Osteoblasts produce osteoids and matrix vesicles, which aid in the stimulation of mineralization and bone formation. Osteoclasts can emit organic acids and proteases to dissolve and absorb bone matrix. The most common cells in bone tissue, osteoocytes, are essential for bone matrix renewal and maintenance. The majority of cartilage is made up of chondrocytes, and endochondral ossification is an important phase in bone growth. Hematopoietic cells in the bone marrow perform the majority of the hematopoietic activity of bone. An endocrine organ's production of a peptide or steroid hormone is employed to control distant functions. Several breakthroughs in bone science in recent years have shown the skeleton's endocrine function. FGF23 and osteocalcin are two novel hormones produced by bone cells that act like traditional endocrine hormones to regulate energy balance and mineral homeostasis.

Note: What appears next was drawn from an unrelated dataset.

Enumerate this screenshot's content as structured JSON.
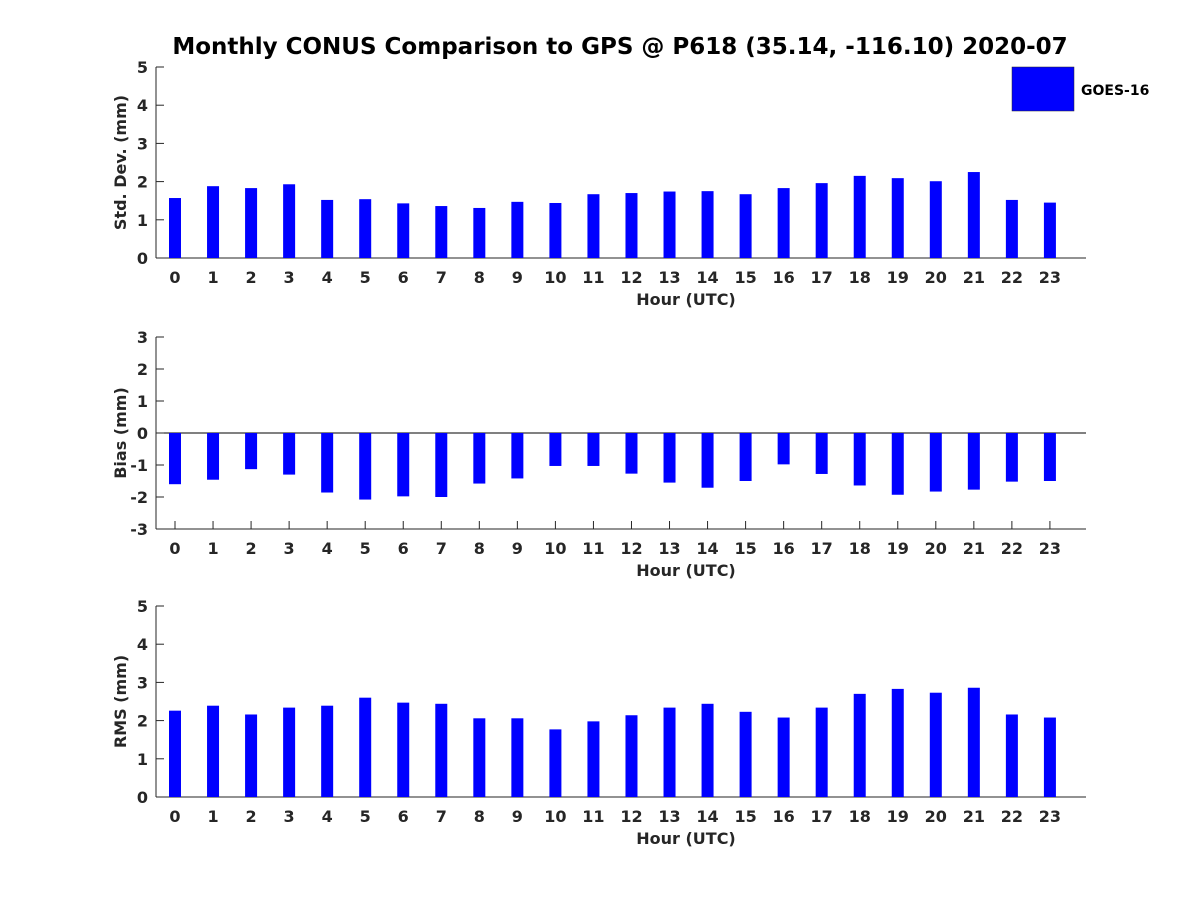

Body homeostasis necessitates a dynamic balance of energy metabolism. Metabolic problems can occur when the balance is disrupted. The liver, islets, fat, muscle, and bone are among the metabolic organs and tissues involved in energy metabolism. Metabolomic studies have identified the alteration of metabolic pathways during the pathological course of osteoporosis, providing convincing evidence for the metabolic involvement of bone in endocrinology. Other circulating hormones that affect bone tissue include adiponectin, leptin, and insulin. In turn, bone-derived hormones influence energy metabolism throughout the body. Recent studies have discovered that bone cells such as osteoblasts, osteoclasts, BMSCs, and adipocytes have endocrine functions. They can produce and secrete proteins, polypeptides, cytokines, inflammatory agents, adipokines, and exosomes, among other bioactive chemicals..

Among the specialised bone cells (osteocytes, osteoblasts, osteoclasts, and chondrocytes) that can secrete factors that regulate energy metabolism throughout the body are osteocalcin, osteoprotegerin, osteopontin, bone morphogenetic protein, fibroblast growth factors, sclerostin, Lcn2, neuropeptide Y, and parathyroid hormone-related protein. Some of these factors, like Lcn2 and sclerostin, are produced solely by one type of cell, while others, like Osteopontin (OPN), can be secreted by a wide range of cells.